Rooms: We usually stay in one of the two rooms that open on to the little terrace on the 1st floor – think they are the Sawadee or Eugienia Suites. Eugenia is a good deal bigger than the other.  The bed linen is some of my favourite in the world.  It’s really heavy french linen, and the mattresses are some of the deepest you will come across.  The toiletries are homemade with lovely essential oils – lemongrass, citronella etc, just yummy.

Service: In-room breakfast.  Yes, yes, yes!  A hotel that’s got it right.  I hate having to go down for my breakfast, so always end up spending a fortune on room service – I like to have a cup of tea and eat my yoghurt in my bathrobe.  The Eugenia will bring you breakfast whenever you want it, so civilised. Very helpful staff, good concierge skills, English skills very greatly between staff so sometimes need to find the right person.

Facilities: lovely bar – The Zheng He Lounge, stunning (decor at least) restaurant D.B Bradley Dining Room – I was meant to eat there for my birthday last year, but was staying in a different hotel in a stupid part of town, where it would take me 2hours to get to the Eugenia – grrrrr), decent sized pool, garage full of cars that will take you about.

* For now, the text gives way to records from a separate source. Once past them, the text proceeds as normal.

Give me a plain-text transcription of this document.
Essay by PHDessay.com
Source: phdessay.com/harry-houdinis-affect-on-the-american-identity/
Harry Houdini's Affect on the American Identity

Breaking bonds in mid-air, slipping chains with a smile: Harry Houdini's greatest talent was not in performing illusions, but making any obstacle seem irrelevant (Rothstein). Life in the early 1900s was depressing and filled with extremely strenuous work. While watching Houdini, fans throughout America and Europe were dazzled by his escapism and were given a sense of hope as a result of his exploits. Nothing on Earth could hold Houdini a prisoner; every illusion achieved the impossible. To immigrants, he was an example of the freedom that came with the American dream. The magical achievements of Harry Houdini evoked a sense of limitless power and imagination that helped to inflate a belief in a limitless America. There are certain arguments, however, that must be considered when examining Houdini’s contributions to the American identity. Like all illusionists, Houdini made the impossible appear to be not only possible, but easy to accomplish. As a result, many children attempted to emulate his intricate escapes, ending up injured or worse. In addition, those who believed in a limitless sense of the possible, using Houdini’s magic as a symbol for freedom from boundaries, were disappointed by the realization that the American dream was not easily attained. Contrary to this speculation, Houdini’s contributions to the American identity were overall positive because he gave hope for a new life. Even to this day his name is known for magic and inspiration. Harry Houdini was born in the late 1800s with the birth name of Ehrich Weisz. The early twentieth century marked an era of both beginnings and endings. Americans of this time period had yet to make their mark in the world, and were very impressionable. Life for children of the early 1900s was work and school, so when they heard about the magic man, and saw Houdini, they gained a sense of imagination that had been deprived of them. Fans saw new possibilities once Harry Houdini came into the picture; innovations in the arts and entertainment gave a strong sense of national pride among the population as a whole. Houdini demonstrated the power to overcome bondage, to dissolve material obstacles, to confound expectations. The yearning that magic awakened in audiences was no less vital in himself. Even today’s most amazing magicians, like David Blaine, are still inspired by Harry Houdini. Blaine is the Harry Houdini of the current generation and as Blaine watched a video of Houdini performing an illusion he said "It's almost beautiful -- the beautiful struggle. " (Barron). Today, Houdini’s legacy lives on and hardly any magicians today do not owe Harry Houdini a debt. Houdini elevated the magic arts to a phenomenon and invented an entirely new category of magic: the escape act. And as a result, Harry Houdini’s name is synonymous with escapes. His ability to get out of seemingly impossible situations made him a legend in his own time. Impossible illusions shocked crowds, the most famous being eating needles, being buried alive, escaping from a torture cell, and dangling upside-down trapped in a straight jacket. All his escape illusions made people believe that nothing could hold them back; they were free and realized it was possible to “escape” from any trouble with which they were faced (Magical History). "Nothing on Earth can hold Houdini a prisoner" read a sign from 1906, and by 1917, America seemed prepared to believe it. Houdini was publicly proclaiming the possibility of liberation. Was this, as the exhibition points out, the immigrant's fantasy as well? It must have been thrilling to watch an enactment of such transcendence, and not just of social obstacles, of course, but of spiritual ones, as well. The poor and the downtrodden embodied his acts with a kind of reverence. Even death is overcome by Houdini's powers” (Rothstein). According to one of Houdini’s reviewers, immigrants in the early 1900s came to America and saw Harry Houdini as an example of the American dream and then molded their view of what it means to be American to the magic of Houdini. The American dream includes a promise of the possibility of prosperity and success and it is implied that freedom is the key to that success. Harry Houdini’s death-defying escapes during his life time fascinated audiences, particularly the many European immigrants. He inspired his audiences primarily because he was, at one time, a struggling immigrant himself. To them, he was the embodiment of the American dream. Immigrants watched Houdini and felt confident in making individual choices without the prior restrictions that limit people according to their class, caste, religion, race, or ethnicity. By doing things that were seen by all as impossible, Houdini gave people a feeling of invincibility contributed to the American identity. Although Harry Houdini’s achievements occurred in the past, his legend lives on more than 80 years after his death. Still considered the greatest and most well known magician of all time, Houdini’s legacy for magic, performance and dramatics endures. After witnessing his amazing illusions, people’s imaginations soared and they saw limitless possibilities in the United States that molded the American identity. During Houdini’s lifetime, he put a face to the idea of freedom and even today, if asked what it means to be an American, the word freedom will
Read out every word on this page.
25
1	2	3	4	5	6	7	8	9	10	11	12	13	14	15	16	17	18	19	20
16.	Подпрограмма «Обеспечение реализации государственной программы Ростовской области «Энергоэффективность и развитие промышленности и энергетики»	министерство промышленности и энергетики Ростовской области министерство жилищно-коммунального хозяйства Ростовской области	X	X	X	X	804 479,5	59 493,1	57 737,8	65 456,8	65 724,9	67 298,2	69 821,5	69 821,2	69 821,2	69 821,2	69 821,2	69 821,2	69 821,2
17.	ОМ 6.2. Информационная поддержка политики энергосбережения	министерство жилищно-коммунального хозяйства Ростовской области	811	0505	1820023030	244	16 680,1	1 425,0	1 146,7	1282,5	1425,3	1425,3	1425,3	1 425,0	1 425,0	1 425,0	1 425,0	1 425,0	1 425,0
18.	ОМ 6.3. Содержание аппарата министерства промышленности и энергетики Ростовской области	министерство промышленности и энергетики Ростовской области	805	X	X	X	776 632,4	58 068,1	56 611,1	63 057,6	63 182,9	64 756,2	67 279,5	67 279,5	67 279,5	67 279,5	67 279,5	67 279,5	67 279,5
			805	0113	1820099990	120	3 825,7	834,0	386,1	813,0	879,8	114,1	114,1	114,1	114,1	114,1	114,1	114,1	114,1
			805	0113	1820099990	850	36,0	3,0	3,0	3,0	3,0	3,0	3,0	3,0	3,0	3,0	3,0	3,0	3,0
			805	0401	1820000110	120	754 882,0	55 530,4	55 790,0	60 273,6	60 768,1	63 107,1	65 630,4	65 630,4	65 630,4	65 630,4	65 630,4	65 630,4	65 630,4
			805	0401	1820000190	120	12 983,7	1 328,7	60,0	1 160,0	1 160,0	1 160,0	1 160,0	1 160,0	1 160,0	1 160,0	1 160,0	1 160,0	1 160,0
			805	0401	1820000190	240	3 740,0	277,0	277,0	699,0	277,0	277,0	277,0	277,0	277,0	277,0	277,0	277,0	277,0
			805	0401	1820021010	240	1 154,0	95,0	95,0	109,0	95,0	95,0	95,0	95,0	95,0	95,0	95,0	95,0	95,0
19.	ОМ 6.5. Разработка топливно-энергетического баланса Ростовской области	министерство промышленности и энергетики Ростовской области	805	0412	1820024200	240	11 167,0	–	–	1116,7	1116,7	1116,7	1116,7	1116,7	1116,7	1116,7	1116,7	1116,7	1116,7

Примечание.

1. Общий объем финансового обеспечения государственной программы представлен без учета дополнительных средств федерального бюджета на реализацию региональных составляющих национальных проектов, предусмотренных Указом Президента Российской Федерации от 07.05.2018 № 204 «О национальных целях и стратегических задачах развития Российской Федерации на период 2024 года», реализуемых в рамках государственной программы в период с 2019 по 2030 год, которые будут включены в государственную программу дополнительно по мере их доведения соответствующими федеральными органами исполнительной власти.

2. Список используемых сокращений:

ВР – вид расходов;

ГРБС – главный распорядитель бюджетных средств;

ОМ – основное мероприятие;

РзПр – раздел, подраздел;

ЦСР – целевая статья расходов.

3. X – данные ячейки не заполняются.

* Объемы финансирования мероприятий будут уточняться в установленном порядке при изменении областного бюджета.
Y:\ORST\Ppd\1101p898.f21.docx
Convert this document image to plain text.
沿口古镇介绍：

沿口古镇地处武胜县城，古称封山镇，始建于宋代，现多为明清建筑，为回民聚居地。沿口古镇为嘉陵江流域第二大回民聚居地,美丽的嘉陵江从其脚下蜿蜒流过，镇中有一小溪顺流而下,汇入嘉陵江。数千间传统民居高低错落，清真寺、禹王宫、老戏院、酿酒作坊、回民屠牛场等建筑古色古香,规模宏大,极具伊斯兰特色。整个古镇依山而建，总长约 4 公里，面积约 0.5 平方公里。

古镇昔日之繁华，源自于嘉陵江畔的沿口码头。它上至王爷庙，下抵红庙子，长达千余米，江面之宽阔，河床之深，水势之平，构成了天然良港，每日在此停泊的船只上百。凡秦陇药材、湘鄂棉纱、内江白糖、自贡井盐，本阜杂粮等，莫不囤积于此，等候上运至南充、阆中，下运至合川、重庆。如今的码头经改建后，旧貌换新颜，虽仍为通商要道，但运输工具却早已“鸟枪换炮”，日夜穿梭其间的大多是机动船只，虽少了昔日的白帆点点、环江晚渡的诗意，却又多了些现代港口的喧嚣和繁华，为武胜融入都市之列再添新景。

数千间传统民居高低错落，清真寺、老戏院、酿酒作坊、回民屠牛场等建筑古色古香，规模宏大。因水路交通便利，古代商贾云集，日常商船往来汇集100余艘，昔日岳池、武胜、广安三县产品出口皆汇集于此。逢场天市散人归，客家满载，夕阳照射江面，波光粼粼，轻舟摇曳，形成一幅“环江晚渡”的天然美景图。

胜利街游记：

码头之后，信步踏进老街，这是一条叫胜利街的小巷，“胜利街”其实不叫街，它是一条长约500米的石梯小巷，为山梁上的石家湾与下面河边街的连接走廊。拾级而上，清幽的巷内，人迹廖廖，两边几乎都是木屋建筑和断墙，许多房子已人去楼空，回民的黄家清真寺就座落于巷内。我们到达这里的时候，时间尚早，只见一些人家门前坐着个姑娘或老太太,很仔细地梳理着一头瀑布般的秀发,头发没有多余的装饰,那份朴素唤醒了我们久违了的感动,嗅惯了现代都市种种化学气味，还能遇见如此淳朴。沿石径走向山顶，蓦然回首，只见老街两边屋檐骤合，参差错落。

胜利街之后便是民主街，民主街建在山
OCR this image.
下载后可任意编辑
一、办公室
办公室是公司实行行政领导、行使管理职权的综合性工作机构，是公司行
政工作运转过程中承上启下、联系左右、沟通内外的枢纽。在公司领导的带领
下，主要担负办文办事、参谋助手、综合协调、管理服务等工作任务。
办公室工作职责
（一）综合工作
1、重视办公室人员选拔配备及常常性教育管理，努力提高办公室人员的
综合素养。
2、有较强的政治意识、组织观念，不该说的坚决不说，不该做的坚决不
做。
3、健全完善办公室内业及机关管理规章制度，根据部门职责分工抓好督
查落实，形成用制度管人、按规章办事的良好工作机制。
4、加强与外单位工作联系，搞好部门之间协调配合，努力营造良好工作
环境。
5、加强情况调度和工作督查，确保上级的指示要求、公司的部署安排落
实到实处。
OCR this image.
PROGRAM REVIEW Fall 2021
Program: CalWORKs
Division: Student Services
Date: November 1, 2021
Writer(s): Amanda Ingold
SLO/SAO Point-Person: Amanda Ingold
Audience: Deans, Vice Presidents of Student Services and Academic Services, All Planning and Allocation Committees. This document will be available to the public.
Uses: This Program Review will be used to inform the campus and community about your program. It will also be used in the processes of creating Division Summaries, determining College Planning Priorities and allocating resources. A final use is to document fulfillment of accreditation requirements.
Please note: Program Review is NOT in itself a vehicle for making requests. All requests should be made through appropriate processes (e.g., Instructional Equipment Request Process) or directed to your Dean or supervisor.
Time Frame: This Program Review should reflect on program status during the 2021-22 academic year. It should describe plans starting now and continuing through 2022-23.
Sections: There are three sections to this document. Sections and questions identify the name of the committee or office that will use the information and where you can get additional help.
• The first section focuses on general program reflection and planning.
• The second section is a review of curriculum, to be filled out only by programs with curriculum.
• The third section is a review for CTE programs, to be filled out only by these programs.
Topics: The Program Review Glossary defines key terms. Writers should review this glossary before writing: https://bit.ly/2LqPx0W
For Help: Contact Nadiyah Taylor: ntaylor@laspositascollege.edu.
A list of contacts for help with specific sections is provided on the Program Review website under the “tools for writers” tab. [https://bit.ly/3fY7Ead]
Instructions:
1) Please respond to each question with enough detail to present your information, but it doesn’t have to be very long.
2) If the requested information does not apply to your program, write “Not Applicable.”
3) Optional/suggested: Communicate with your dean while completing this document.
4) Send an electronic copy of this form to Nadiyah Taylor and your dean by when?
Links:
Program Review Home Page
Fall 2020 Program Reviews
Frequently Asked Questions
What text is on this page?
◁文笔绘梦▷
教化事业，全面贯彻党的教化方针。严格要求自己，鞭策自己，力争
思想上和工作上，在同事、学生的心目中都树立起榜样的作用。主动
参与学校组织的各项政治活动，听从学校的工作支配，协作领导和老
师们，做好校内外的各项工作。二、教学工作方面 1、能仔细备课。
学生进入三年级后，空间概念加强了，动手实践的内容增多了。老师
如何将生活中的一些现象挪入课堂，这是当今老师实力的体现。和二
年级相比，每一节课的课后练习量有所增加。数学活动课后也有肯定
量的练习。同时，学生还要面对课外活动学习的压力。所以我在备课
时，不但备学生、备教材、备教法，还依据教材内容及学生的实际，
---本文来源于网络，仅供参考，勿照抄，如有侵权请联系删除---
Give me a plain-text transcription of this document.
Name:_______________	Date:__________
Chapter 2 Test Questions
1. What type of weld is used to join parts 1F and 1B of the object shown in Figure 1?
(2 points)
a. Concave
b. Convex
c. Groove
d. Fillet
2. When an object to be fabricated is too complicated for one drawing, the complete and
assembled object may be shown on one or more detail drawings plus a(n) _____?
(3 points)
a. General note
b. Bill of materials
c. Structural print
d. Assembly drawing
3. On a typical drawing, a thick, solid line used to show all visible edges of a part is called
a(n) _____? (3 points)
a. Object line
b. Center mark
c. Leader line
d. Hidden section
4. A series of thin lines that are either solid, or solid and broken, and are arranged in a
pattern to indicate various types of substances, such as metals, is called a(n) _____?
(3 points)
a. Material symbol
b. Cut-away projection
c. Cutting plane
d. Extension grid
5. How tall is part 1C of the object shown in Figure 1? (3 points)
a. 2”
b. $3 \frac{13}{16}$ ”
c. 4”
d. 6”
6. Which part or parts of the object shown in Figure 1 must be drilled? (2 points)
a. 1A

Location: 267, Soi Sukhumvit 31, North Klongtan, Bangkok. Tel: +662 259 9011.  The hotel is a 5-10min walk to the Skytrain (Asoke) or metro (Petchaburi), but the hotel has it’s own tuk-tuk so they will happily buzz you down there if it’s too hot or rainy. Close to Soi Nana, lots of good shops and little eateries, pretty quiet little road even though the hotel is right on it.

Price: we think good value for the surroundings, service and facilities – we usually pay around HK$1300 through our concierge (Coutts Worldcard).